Why The Pantry Shares Fell


Although we don't believe in timing the market or panicking over market movements, we do like to keep an eye on big changes -- just in case they're material to our investing thesis.

What: Shares of The Pantry were down as much as 15% today after the convenience-store chain posted a second-quarter loss and missed Wall Street estimates.

So what: The southeastern U.S. retailer's profits were improved from a year ago, but The Pantry still posted an adjusted loss of $0.28 a share. Revenue was down 8% to $1.89 billion. Analysts had been eyeing a per-share loss of $0.26 and sales at $1.90 billion. Same-store sales were down 2%; however, the category improved 0.1% when cigarette sales are factored out. CEO Dennis Hatchell blamed the poor results on a 4.6% drop in customer traffic, bad weather, and low consumer confidence.

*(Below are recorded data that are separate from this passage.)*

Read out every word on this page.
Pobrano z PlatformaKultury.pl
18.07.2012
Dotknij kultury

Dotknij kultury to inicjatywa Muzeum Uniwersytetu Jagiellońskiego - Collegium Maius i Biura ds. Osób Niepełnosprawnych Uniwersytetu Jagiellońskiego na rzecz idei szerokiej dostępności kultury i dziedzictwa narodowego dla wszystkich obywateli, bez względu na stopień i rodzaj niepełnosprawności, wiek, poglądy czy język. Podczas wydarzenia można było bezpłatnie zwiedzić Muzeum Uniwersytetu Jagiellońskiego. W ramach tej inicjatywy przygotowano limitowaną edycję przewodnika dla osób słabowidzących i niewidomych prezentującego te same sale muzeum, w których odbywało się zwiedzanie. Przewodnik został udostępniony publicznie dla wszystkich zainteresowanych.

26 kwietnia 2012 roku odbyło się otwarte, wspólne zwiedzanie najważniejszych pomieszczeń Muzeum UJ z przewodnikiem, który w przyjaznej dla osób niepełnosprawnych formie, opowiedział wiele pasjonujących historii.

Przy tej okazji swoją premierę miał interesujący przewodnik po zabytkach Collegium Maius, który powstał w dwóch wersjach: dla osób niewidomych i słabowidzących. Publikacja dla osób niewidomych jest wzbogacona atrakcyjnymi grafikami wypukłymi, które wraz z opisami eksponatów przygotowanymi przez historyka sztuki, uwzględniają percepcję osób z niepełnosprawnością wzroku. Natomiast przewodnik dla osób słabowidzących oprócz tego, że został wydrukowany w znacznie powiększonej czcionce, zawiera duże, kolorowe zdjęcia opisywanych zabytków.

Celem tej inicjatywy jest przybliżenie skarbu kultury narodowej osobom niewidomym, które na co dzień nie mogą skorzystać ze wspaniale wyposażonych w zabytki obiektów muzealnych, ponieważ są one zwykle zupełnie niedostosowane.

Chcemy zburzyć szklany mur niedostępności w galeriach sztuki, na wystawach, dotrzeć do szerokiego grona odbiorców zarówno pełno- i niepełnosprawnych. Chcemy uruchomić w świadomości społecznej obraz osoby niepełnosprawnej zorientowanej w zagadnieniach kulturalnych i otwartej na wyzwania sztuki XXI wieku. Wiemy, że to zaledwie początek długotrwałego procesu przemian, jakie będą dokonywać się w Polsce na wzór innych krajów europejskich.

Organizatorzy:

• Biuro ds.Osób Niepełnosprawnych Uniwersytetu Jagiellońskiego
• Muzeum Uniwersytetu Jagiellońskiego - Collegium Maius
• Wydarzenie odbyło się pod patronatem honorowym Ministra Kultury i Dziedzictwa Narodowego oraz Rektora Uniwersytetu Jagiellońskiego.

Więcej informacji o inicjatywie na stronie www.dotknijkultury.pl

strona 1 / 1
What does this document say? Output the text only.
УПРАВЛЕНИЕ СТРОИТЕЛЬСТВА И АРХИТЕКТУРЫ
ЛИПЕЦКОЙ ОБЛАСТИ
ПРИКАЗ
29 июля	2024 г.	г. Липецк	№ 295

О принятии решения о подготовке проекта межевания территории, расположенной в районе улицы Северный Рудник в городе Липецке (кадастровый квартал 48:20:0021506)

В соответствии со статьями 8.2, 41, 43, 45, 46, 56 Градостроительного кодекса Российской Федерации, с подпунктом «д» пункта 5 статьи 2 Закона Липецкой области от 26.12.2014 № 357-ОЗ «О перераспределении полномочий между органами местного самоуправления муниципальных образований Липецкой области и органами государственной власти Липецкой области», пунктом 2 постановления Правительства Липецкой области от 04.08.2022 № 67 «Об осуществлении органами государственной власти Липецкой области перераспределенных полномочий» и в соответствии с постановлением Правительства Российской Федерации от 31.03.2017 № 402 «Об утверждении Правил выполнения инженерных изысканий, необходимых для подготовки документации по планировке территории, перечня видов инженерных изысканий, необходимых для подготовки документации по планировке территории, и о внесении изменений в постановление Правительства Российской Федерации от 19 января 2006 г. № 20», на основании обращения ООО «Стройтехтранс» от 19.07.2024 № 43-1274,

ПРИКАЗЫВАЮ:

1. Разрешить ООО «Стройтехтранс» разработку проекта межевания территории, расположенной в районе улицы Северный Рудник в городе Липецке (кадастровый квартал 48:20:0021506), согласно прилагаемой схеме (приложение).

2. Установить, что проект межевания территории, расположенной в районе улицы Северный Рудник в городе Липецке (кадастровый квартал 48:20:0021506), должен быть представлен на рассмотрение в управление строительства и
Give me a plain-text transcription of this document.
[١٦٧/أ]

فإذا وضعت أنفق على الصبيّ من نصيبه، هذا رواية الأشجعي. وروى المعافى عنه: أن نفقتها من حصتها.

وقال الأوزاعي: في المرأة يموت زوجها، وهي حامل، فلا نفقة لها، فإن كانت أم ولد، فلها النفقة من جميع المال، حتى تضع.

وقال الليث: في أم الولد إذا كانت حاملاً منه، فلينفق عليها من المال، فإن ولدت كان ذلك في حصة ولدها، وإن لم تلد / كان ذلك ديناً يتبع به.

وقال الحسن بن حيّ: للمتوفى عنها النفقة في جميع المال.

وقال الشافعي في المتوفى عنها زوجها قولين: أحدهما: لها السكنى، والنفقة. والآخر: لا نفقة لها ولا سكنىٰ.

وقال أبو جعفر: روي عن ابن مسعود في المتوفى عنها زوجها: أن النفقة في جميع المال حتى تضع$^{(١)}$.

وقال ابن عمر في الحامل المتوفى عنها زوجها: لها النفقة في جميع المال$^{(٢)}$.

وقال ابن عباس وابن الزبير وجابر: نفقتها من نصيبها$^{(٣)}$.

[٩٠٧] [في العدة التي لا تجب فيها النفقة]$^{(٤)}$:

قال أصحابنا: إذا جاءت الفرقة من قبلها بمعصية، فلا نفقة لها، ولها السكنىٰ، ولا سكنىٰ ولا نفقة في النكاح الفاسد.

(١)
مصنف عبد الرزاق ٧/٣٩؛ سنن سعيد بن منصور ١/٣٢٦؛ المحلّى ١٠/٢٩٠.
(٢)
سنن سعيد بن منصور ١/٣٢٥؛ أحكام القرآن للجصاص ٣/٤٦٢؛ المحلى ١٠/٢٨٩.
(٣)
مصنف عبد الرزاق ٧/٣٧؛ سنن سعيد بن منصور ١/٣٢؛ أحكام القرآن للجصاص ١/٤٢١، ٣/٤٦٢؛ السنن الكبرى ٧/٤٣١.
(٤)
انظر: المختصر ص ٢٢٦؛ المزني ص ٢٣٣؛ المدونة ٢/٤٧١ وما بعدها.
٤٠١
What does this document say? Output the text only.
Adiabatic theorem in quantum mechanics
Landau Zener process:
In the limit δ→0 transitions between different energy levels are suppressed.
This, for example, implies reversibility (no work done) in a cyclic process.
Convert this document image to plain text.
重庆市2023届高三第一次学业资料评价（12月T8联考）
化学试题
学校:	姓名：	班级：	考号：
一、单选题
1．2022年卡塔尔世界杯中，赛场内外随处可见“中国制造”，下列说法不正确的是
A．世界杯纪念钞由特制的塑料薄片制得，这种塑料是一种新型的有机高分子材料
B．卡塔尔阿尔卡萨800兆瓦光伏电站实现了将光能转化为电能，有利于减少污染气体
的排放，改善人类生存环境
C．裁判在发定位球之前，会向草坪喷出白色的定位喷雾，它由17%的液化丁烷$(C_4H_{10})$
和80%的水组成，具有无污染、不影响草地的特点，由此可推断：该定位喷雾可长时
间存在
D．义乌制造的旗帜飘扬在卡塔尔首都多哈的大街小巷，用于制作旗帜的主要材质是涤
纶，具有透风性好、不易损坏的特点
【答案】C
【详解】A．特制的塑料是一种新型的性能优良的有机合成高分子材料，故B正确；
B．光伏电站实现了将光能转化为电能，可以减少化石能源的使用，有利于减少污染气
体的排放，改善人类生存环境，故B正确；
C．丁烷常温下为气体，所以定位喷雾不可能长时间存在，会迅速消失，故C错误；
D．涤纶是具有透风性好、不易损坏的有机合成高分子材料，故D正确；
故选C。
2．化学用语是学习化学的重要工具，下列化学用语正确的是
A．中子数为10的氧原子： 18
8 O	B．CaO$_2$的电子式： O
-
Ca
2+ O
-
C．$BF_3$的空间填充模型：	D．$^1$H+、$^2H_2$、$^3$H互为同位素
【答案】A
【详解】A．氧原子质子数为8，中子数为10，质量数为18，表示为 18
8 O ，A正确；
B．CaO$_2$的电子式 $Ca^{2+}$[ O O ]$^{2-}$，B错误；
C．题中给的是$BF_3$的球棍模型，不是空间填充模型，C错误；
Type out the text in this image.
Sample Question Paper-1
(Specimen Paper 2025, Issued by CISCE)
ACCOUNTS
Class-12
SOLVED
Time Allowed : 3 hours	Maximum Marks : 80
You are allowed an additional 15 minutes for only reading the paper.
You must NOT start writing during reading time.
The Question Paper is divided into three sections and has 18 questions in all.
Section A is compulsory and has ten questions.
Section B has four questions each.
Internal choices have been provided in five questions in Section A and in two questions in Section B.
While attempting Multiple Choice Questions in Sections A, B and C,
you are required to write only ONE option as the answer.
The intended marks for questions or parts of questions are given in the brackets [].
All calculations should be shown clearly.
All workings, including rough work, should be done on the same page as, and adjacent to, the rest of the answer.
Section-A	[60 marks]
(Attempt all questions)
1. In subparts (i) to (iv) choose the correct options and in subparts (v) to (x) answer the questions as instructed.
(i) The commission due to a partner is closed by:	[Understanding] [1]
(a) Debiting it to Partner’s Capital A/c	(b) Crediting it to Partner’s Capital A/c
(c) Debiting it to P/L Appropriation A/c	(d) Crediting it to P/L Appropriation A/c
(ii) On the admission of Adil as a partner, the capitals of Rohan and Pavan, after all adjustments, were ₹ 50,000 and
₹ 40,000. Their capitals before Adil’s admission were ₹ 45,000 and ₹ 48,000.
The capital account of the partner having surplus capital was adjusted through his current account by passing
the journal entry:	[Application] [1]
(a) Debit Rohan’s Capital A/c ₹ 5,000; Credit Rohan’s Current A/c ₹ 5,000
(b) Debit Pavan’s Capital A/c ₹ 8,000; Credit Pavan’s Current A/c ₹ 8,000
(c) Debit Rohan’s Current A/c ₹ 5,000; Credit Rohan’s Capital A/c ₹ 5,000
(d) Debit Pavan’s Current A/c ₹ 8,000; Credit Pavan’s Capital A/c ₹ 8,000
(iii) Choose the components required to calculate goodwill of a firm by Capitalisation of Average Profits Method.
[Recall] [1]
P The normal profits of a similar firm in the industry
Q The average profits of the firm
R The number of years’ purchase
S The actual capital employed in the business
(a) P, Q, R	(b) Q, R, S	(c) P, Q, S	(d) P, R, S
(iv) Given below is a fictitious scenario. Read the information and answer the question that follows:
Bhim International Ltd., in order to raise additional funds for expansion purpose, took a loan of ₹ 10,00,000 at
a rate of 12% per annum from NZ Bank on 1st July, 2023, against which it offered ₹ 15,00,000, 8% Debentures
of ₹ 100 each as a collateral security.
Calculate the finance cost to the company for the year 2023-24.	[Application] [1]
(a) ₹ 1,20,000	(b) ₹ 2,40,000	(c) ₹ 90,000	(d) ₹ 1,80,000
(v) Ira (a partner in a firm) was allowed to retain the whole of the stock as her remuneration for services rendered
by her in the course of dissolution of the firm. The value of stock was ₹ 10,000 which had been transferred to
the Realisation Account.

Now what: The January-March quarter is a seasonally weak one for The Pantry, so the results need to be looked at in that context. The Pantry also closed 35-40 stores, which accounts for the larger drop in revenue. While the company didn't miss estimates by that much, it's disconcerting to see same-store sales and overall traffic down, indicating that the company seems to be headed in the wrong direction. The Pantry saw improvement in fuel margins, the item that makes up the vast majority of its sales, and analysts are still expecting a per-share profit of $0.73 for the year, but with key financial indicators moving in the wrong direction and no competitive advantage, there seems to be little reason to invest.